Welcome to the Vulcan madness numb0617.
I have several points to make here. You say you are new to bike maintenance, so I will try to keep things simple and explain without too much jargon.
The first thing to do is to make sure the battery is fully charged. Use a multimeter to ensure a voltage reading at the battery terminals of 12.5 volts or greater. If you need to charge your motorcycle battery get a charger that has a setting that will charge at a maximum of 1.5 - 2 amps.
Using a higher amperage automotive charger will overheat the lead plates and warp them, ruining the battery.
The starter relay under the right side cover should click only once when the starter button is pushed.
With the 2 large wires disconnected from the relay, first from the battery and the second one going to the starter motor, there should be ZERO RESISTANCE across those two terminals on the relay when the start button is pushed and the RELAY CLICKS ONCE.
If the relay does not click
, OR clicks more than once
, OR gives a higher resistance reading than zero
, it is faulty and must be replaced.
You will also use a multimeter to measure resistance in OHMS. The ohms symbol on the face of the mm looks like an inverted U with the ends curled back. Make sure the ignition key is on and all safety switches (sidestand, neutral, clutch, and engine run/stop) are on before pushing start button.
All 12 volt lead acid batteries have 6 cells.
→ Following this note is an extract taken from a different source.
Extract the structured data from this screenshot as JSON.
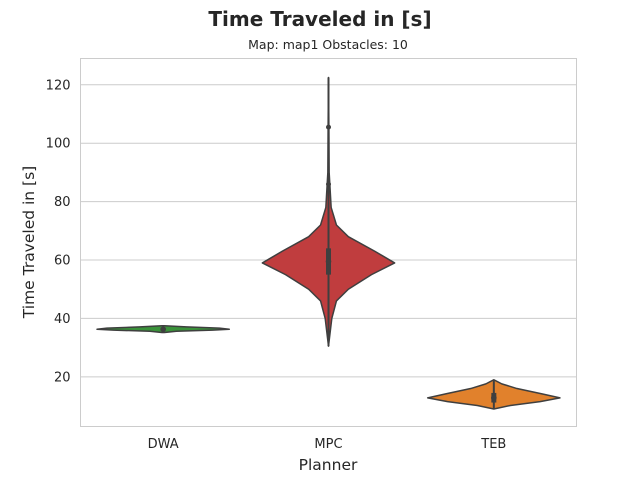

A "wet" cell battery has 6 caps in the top to add distilled water to each cell as needed, to keep electrolyte level between the "full" and "add" lines on the case.
When replacing your battery next time get a Maintenance Free-Absorbed Glass Mat type (MF-AGM). These are also sometimes called "sealed" (not strictly true as they have a valve to vent excess pressure which explains why they are also sometimes refered to as VRLA meaning Valve Regulated Lead Acid batteries.)
This Deka battery is a good quality MF-AGM battery at a good price:
You can usually find batteries of similar quality and price locally.
Support local suppliers when ever possible if you want them to be there in the future when you need them.
Hope this helps. Ask again if needed.